La BELLE égarée ne savait plus à quel Saint se vouer; elle s’agenouilla et fit une prière :
- “Mon Dieu, vous qui me permettez de choisir mes amis, protégez-moi des bonnes intentions de certains de mes frères”.
- Mon Dieu soufflez dans le coeur des miens la foi et montrez leur les voies du labeur et du sérieux, ce sont les seules qui mènent vers vous”.
La jeune fille décidé de réunir les sages de toutes les tribus et d’écouter leurs avis. Les sages ont estimé le fardeau très lourd et préférèrent s’en référer au peuple par un référendum.
Le plus ancien proposait qu’on écoute attentivement les deux peuples. Si les Hommes sont mortels, les nations demeurent -même les plus petites- ont droit à l’existence autonome, à la liberté et à la paix.

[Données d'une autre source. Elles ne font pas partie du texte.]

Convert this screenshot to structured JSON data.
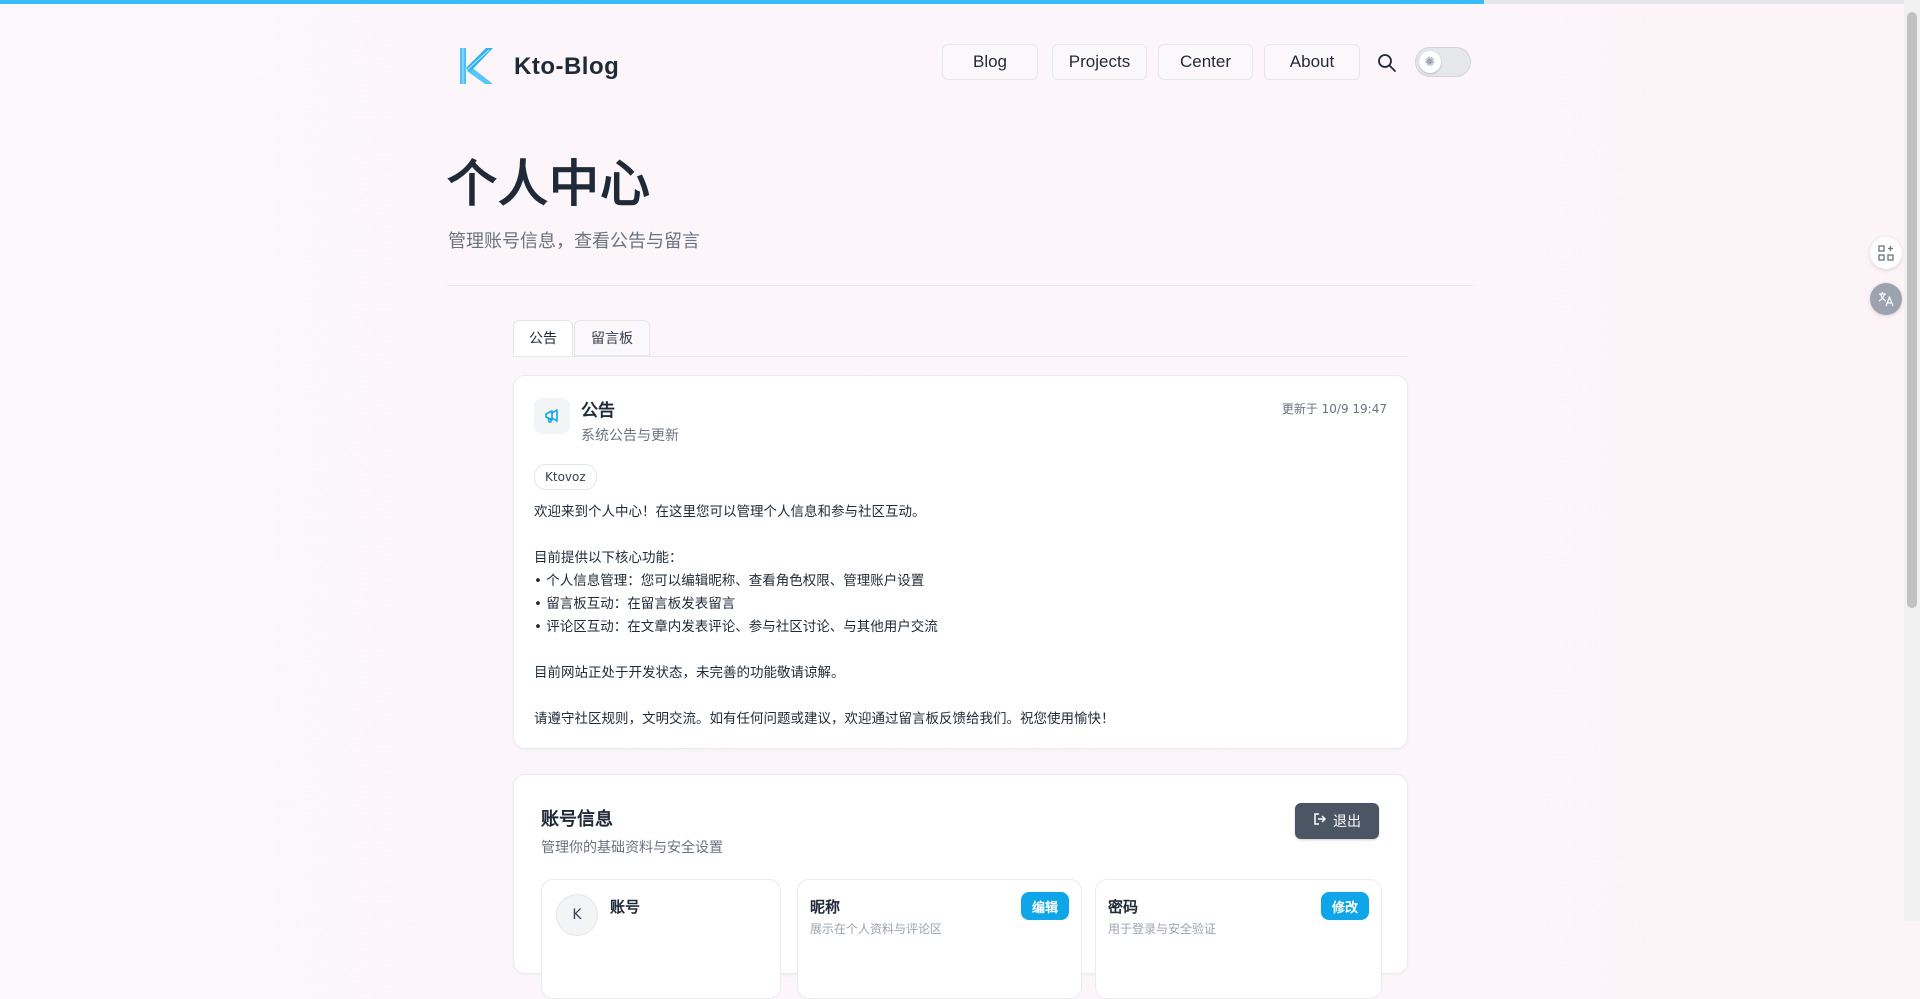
{
  "site": {
    "brand": "Kto-Blog"
  },
  "nav": [
    {
      "label": "Blog"
    },
    {
      "label": "Projects"
    },
    {
      "label": "Center"
    },
    {
      "label": "About"
    }
  ],
  "page": {
    "title": "个人中心",
    "subtitle": "管理账号信息，查看公告与留言"
  },
  "tabs": [
    {
      "label": "公告",
      "active": true
    },
    {
      "label": "留言板",
      "active": false
    }
  ],
  "announcement": {
    "title": "公告",
    "subtitle": "系统公告与更新",
    "updated": "更新于 10/9 19:47",
    "author": "Ktovoz",
    "lines": [
      "欢迎来到个人中心！在这里您可以管理个人信息和参与社区互动。",
      "",
      "目前提供以下核心功能：",
      "• 个人信息管理：您可以编辑昵称、查看角色权限、管理账户设置",
      "• 留言板互动：在留言板发表留言",
      "• 评论区互动：在文章内发表评论、参与社区讨论、与其他用户交流",
      "",
      "目前网站正处于开发状态，未完善的功能敬请谅解。",
      "",
      "请遵守社区规则，文明交流。如有任何问题或建议，欢迎通过留言板反馈给我们。祝您使用愉快！"
    ]
  },
  "account": {
    "title": "账号信息",
    "subtitle": "管理你的基础资料与安全设置",
    "logout_label": "退出",
    "cards": [
      {
        "title": "账号",
        "avatar": "K",
        "desc": "",
        "button": ""
      },
      {
        "title": "昵称",
        "avatar": "",
        "desc": "展示在个人资料与评论区",
        "button": "编辑"
      },
      {
        "title": "密码",
        "avatar": "",
        "desc": "用于登录与安全验证",
        "button": "修改"
      }
    ]
  },
  "colors": {
    "accent": "#0ea5e9",
    "top_bar": "#38bdf8",
    "logout_bg": "#4b5563"
  },
  "icons": {
    "theme_toggle": "sun-icon",
    "search": "search-icon",
    "announcement": "megaphone-icon",
    "logout": "logout-icon",
    "side_apps": "apps-add-icon",
    "side_translate": "translate-icon"
  }
}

Hélas, le parchemin rapportant ce récit est déchiré, on ne connaîtra pas la fin de ce conte : Qu’est devenue la BELLE ? Qu’est devenue la BETE ? La légende rapporte que les Hommes de la BELLE qui sont légion promirent le mariage à leurs conditions : la BETE devait se dépouiller de ses airs de conquérant; elle devait policer son langage, elle devait respecter les racines de la BELLE et ses ancêtres; elle ne devait plus injurier les amis de la BELLE, et surtout, surtout elle devait se convaincre que la BELLE était libre et devait le demeurer.